The RS4 makes us smile because hardly anyone outside our petrolhead realm realises what a superb all-rounder it is, but it won’t stay like that forever.

You have been warned.


We only have to look a little further up the Audi family tree to work out which way RS4 values are likely to head. While the RS2 is a rarer beast than the RS4 – with just 71 left on the UK’s roads – it offers a similar blend of sublime performance with estate car practicality and tuning knowhow behind it (albeit Porsche’s rather than Cosworth's).

Top-flight examples of those are now changing hands for about £30,000, and it isn’t hard to see the B5-generation RS4s heading the same way, thanks to rarity compared with BMW’s E46-generation M3.
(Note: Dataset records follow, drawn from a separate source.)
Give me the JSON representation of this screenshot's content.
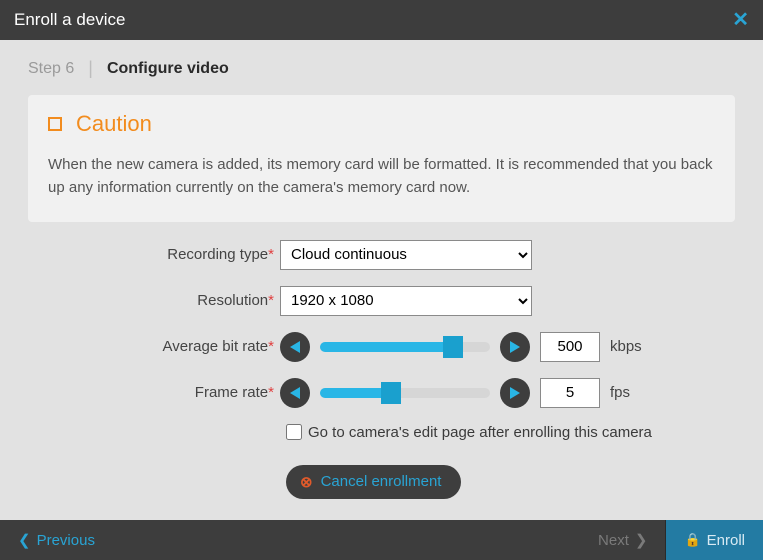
{
  "header": {
    "title": "Enroll a device"
  },
  "breadcrumb": {
    "step": "Step 6",
    "title": "Configure video"
  },
  "caution": {
    "title": "Caution",
    "text": "When the new camera is added, its memory card will be formatted. It is recommended that you back up any information currently on the camera's memory card now."
  },
  "form": {
    "recording_type": {
      "label": "Recording type",
      "value": "Cloud continuous"
    },
    "resolution": {
      "label": "Resolution",
      "value": "1920 x 1080"
    },
    "bitrate": {
      "label": "Average bit rate",
      "value": "500",
      "unit": "kbps",
      "fill_pct": 78
    },
    "framerate": {
      "label": "Frame rate",
      "value": "5",
      "unit": "fps",
      "fill_pct": 42
    },
    "goto_edit": {
      "label": "Go to camera's edit page after enrolling this camera",
      "checked": false
    },
    "cancel": {
      "label": "Cancel enrollment"
    }
  },
  "footer": {
    "previous": "Previous",
    "next": "Next",
    "enroll": "Enroll"
  }
}
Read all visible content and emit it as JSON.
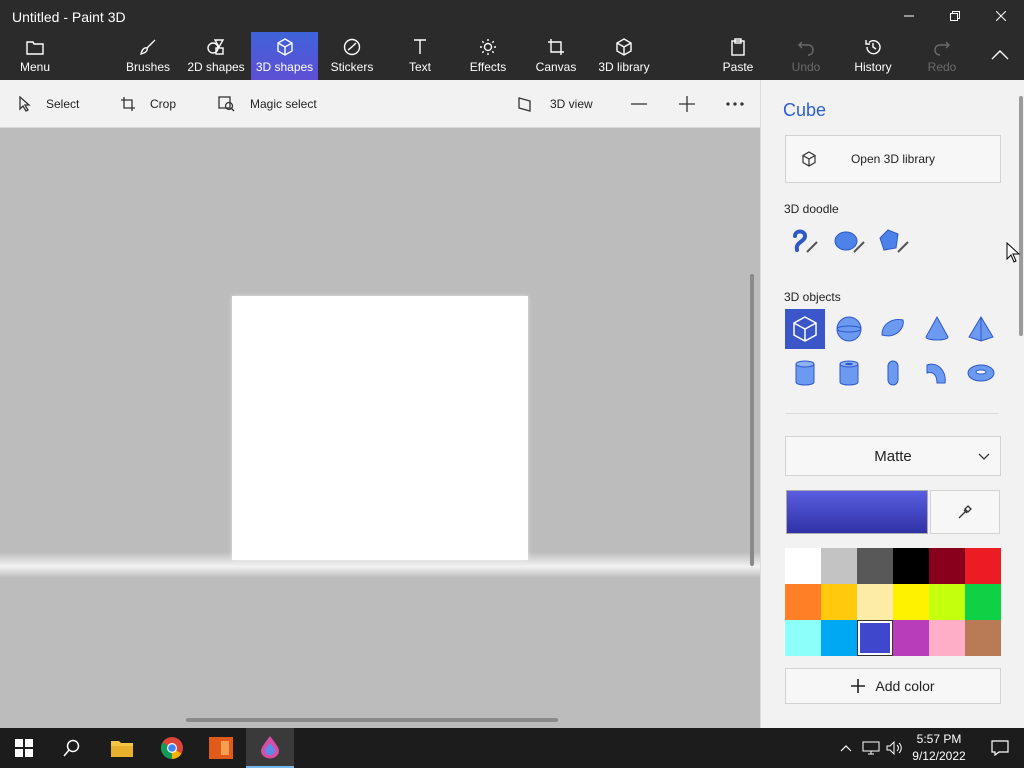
{
  "window": {
    "title": "Untitled - Paint 3D"
  },
  "ribbon": {
    "menu": "Menu",
    "tabs": [
      "Brushes",
      "2D shapes",
      "3D shapes",
      "Stickers",
      "Text",
      "Effects",
      "Canvas",
      "3D library"
    ],
    "paste": "Paste",
    "undo": "Undo",
    "history": "History",
    "redo": "Redo"
  },
  "toolbar": {
    "select": "Select",
    "crop": "Crop",
    "magic_select": "Magic select",
    "view_3d": "3D view"
  },
  "panel": {
    "title": "Cube",
    "open_library": "Open 3D library",
    "doodle_label": "3D doodle",
    "objects_label": "3D objects",
    "material": "Matte",
    "add_color": "Add color",
    "current_color": "#4b4fd6",
    "swatches": [
      "#ffffff",
      "#c3c3c3",
      "#585858",
      "#000000",
      "#88001b",
      "#ec1c24",
      "#ff7f27",
      "#ffc90e",
      "#fdeca6",
      "#fff200",
      "#c4ff0e",
      "#0ed145",
      "#8cfffb",
      "#00a8f3",
      "#3f48cc",
      "#b83dba",
      "#ffaec8",
      "#b97a56"
    ],
    "selected_swatch": 14
  },
  "taskbar": {
    "time": "5:57 PM",
    "date": "9/12/2022"
  }
}
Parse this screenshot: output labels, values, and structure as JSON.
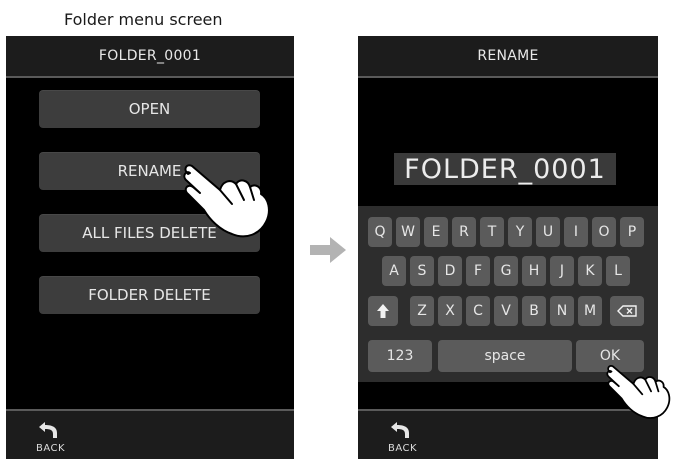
{
  "caption": "Folder menu screen",
  "left_screen": {
    "title": "FOLDER_0001",
    "buttons": [
      "OPEN",
      "RENAME",
      "ALL FILES DELETE",
      "FOLDER DELETE"
    ],
    "back_label": "BACK"
  },
  "right_screen": {
    "title": "RENAME",
    "name_value": "FOLDER_0001",
    "keyboard": {
      "row1": [
        "Q",
        "W",
        "E",
        "R",
        "T",
        "Y",
        "U",
        "I",
        "O",
        "P"
      ],
      "row2": [
        "A",
        "S",
        "D",
        "F",
        "G",
        "H",
        "J",
        "K",
        "L"
      ],
      "row3": [
        "Z",
        "X",
        "C",
        "V",
        "B",
        "N",
        "M"
      ],
      "numbers_label": "123",
      "space_label": "space",
      "ok_label": "OK"
    },
    "back_label": "BACK"
  },
  "icons": {
    "back": "back-arrow-icon",
    "shift": "shift-up-arrow-icon",
    "backspace": "backspace-icon",
    "flow_arrow": "right-arrow-icon",
    "pointer": "tapping-hand-icon"
  },
  "colors": {
    "screen_bg": "#000000",
    "bar_bg": "#1c1c1c",
    "button_bg": "#3d3d3d",
    "key_bg": "#5b5b5b",
    "keyboard_bg": "#2d2d2d",
    "arrow": "#b3b3b3"
  }
}
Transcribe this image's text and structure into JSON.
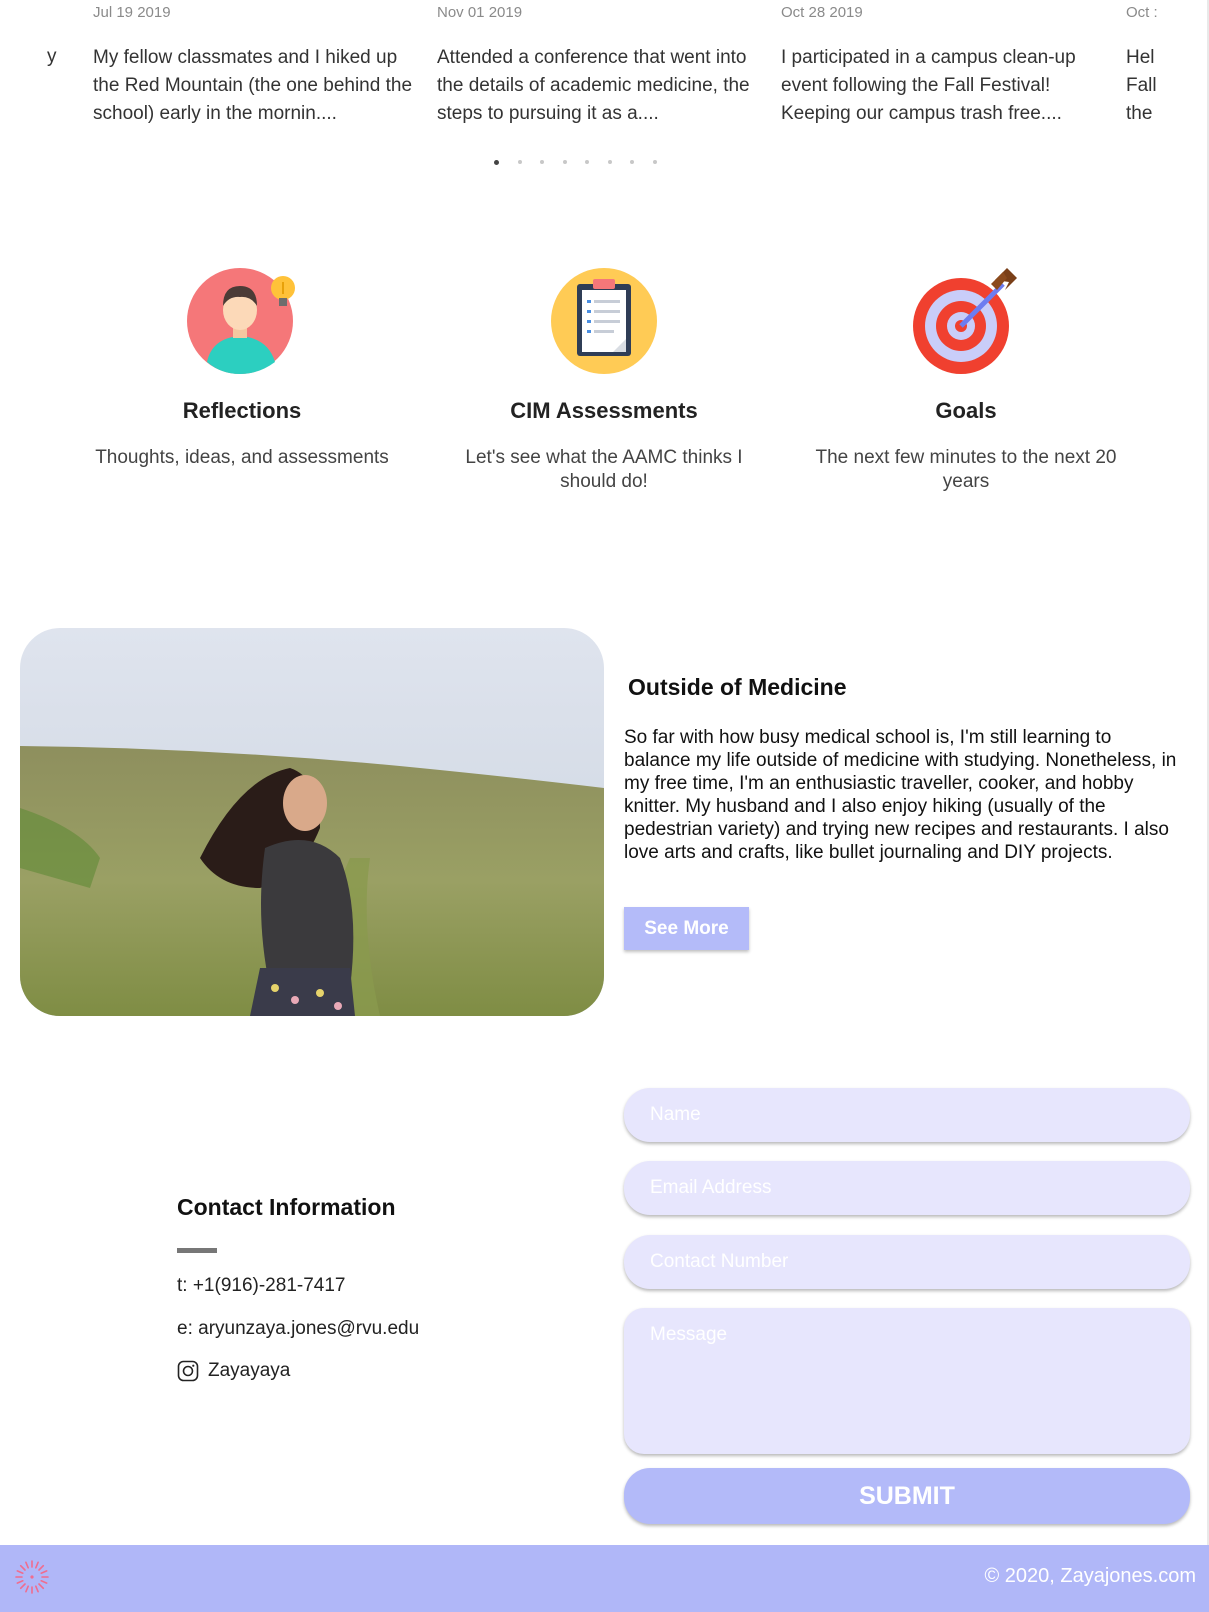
{
  "posts": [
    {
      "date": "Jul 19 2019",
      "excerpt": "My fellow classmates and I hiked up the Red Mountain (the one behind the school) early in the mornin...."
    },
    {
      "date": "Nov 01 2019",
      "excerpt": "Attended a conference that went into the details of academic medicine, the steps to pursuing it as a...."
    },
    {
      "date": "Oct 28 2019",
      "excerpt": "I participated in a campus clean-up event following the Fall Festival! Keeping our campus trash free...."
    },
    {
      "date": "Oct :",
      "excerpt": "Hel Fall the"
    }
  ],
  "prev_post_fragment": "y",
  "carousel": {
    "dot_count": 8,
    "active_index": 0
  },
  "features": [
    {
      "title": "Reflections",
      "description": "Thoughts, ideas, and assessments",
      "icon": "person-lightbulb-icon"
    },
    {
      "title": "CIM Assessments",
      "description": "Let's see what the AAMC thinks I should do!",
      "icon": "clipboard-icon"
    },
    {
      "title": "Goals",
      "description": "The next few minutes to the next 20 years",
      "icon": "target-arrow-icon"
    }
  ],
  "outside_medicine": {
    "title": "Outside of Medicine",
    "body": "So far with how busy medical school is, I'm still learning to balance my life outside of medicine with studying. Nonetheless, in my free time, I'm an enthusiastic traveller, cooker, and hobby knitter. My husband and I also enjoy hiking (usually of the pedestrian variety) and trying new recipes and restaurants. I also love arts and crafts, like bullet journaling and DIY projects.",
    "button_label": "See More"
  },
  "contact": {
    "title": "Contact Information",
    "phone": "t: +1(916)-281-7417",
    "email": "e: aryunzaya.jones@rvu.edu",
    "instagram": "Zayayaya"
  },
  "form": {
    "name_placeholder": "Name",
    "email_placeholder": "Email Address",
    "phone_placeholder": "Contact Number",
    "message_placeholder": "Message",
    "submit_label": "SUBMIT"
  },
  "footer": {
    "copyright": "© 2020, Zayajones.com"
  },
  "colors": {
    "accent": "#b0b7f8",
    "field_bg": "#e7e6fd",
    "button": "#b3baf9"
  }
}
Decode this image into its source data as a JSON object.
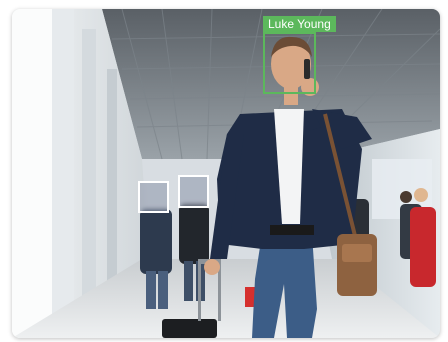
{
  "detections": {
    "recognized": {
      "name": "Luke Young",
      "color": "#5cb85c"
    },
    "unknown_color": "#ffffff"
  }
}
Says Martin Adams of Audi specialist Unit 20. ‘You can still pick up usable projects for less than £10k, good ones for £12-13k and really nice examples for upwards of £20k, but they’re definitely going upwards. Rare colours like Imola Yellow attract a premium too.’

While we have seen RS4s in exceptional condition being advertised for upwards of £20k, the mid-teens is where to pitch your aspirations. 

Not bad for a 375bhp twin-turbo estate car engineered by Cosworth – and we reckon the wider market is going to pick up on it. We wouldn’t hang around if you’re thinking of buying one.